NVIDIA H100 Technology Breakthroughs
The NVIDIA H100 GPU sets a new standard in accelerating large-scale AI and HPC, delivering six breakthrough innovations:
- World's Most Advanced Chip - Built with 80 billion transistors using a cutting-edge TSMC 4N process designed for NVIDIA's accelerated compute needs, H100 features major advances to accelerate AI, HPC, memory bandwidth, interconnect and communication, including nearly 5 terabytes per second of external connectivity. H100 is the first GPU to support PCIe Gen5 and the first to utilize HBM3, enabling 3TB/s of memory bandwidth. Twenty H100 GPUs can sustain the equivalent of the entire world's internet traffic, making it possible for customers to deliver advanced recommender systems and large language models running inference on data in real-time.
- New Transformer Engine - Now the standard model choice for natural language processing, the Transformer is one of the most important deep learning models ever invented. The H100 accelerator's Transformer Engine is built to speed up these networks as much as 6x versus the previous generation without losing accuracy.
- 2nd-Generation Secure Multi-Instance GPU - MIG technology allows a single GPU to be partitioned into seven smaller, fully isolated instances to handle different types of jobs. The Hopper architecture extends MIG capabilities by up to 7x over the previous generation by offering secure multitenant configurations in cloud environments across each GPU instance.
- Confidential Computing - H100 is the world's first accelerator with confidential computing capabilities to protect AI models and customer data while they are being processed. Customers can also apply confidential computing to federated learning for privacy-sensitive industries like healthcare and financial services, as well as on shared cloud infrastructures.
- 4th-Generation NVIDIA NVLink - To accelerate the largest AI models, NVLink combines with a new external NVLink Switch to extend NVLink as a scale-up network beyond the server, connecting up to 256 H100 GPUs at 9x higher bandwidth versus the previous generation using NVIDIA HDR Quantum InfiniBand.

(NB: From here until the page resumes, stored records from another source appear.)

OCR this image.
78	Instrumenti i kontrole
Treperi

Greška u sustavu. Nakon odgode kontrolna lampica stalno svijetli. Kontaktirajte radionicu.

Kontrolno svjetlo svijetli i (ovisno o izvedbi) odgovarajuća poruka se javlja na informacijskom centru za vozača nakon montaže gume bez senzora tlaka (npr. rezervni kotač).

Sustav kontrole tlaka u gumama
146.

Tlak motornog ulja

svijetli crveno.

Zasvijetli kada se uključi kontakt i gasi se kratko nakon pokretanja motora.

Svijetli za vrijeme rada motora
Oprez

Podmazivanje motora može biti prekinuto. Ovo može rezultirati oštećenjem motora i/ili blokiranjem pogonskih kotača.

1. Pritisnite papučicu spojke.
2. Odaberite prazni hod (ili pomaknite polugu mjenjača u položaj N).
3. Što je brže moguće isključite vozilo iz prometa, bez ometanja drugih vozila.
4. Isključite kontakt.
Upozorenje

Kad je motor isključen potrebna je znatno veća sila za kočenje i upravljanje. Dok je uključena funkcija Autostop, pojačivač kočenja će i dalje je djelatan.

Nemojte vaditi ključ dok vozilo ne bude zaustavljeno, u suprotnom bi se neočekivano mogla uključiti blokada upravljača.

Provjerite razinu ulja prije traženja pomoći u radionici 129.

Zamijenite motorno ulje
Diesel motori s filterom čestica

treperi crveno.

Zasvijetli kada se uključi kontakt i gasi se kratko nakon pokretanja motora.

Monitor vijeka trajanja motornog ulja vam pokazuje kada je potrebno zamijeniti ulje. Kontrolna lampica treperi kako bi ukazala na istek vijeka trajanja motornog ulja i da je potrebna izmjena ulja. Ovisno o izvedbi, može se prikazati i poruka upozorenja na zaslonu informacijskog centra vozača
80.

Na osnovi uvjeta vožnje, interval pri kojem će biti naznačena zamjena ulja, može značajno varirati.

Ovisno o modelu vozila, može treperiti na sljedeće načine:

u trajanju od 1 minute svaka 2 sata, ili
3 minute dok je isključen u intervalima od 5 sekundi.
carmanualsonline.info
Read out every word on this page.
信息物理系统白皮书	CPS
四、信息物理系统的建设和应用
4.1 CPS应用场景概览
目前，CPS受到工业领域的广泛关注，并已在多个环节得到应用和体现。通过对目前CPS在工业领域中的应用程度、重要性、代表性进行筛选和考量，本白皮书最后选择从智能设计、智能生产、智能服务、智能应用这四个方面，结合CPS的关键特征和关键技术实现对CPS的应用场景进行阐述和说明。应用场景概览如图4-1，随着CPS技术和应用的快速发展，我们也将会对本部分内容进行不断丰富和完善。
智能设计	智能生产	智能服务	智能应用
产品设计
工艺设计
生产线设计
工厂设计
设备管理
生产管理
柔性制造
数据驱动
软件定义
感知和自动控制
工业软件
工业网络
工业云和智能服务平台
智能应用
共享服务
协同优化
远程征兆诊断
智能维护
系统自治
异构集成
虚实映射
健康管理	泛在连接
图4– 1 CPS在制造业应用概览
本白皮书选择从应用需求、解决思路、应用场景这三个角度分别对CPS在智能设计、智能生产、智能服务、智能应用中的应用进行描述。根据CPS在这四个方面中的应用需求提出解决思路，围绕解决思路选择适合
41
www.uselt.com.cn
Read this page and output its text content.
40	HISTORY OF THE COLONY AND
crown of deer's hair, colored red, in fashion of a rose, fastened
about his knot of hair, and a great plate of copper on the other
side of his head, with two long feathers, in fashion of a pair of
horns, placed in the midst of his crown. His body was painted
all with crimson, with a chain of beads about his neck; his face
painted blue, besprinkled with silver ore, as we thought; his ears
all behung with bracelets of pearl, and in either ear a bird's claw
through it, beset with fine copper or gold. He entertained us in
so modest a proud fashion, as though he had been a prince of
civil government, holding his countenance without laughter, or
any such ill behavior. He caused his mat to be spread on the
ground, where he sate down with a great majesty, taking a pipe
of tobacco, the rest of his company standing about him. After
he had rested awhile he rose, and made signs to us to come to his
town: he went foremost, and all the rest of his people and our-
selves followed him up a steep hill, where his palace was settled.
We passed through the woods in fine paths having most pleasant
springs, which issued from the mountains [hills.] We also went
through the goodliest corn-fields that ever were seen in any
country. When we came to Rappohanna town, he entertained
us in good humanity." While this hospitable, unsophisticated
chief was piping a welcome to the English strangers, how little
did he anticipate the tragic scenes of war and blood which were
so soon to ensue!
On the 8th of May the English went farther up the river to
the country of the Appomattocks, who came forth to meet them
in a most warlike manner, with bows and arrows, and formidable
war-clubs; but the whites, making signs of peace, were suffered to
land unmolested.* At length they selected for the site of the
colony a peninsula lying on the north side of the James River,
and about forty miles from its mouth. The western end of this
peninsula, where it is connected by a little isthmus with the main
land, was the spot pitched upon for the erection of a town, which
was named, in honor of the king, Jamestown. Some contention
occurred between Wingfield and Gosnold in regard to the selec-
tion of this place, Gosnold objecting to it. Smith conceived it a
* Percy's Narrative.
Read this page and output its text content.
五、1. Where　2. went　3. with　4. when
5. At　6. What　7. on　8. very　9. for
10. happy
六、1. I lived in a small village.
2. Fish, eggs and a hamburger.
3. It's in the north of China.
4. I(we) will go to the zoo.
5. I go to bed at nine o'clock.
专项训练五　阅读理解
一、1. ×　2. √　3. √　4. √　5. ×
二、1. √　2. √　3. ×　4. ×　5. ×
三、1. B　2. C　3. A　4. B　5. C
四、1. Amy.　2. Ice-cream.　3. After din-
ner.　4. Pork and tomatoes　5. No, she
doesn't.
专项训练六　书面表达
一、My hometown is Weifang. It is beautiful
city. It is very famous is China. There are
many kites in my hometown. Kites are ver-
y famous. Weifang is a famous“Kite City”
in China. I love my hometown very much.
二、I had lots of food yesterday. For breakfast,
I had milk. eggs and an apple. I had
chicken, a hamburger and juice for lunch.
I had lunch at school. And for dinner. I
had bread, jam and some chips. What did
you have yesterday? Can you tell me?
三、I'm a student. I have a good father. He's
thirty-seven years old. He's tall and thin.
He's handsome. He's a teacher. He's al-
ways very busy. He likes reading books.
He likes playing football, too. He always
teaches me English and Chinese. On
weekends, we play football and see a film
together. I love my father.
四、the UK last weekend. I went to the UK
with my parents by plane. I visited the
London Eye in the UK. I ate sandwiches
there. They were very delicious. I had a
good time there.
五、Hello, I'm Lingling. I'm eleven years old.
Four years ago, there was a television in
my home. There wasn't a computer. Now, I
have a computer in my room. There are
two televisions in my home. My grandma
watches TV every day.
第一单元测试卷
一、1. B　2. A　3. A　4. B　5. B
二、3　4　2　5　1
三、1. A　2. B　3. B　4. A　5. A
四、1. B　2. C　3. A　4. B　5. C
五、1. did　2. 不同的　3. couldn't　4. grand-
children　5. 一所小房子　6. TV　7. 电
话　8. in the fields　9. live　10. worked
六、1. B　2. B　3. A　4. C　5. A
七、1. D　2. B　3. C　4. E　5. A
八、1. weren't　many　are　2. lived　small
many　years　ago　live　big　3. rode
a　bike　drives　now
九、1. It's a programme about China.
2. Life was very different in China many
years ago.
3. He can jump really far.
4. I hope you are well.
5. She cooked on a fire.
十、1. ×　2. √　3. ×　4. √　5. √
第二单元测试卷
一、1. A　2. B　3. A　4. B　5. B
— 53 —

- DPX Instructions - New DPX instructions accelerate dynamic programming - used in a broad range of algorithms, including route optimization and genomics - by up to 40x compared with CPUs and up to 7x compared with previous-generation GPUs. This includes the Floyd-Warshall algorithm to find optimal routes for autonomous robot fleets in dynamic warehouse environments, and the Smith-Waterman algorithm used in sequence alignment for DNA and protein classification and folding.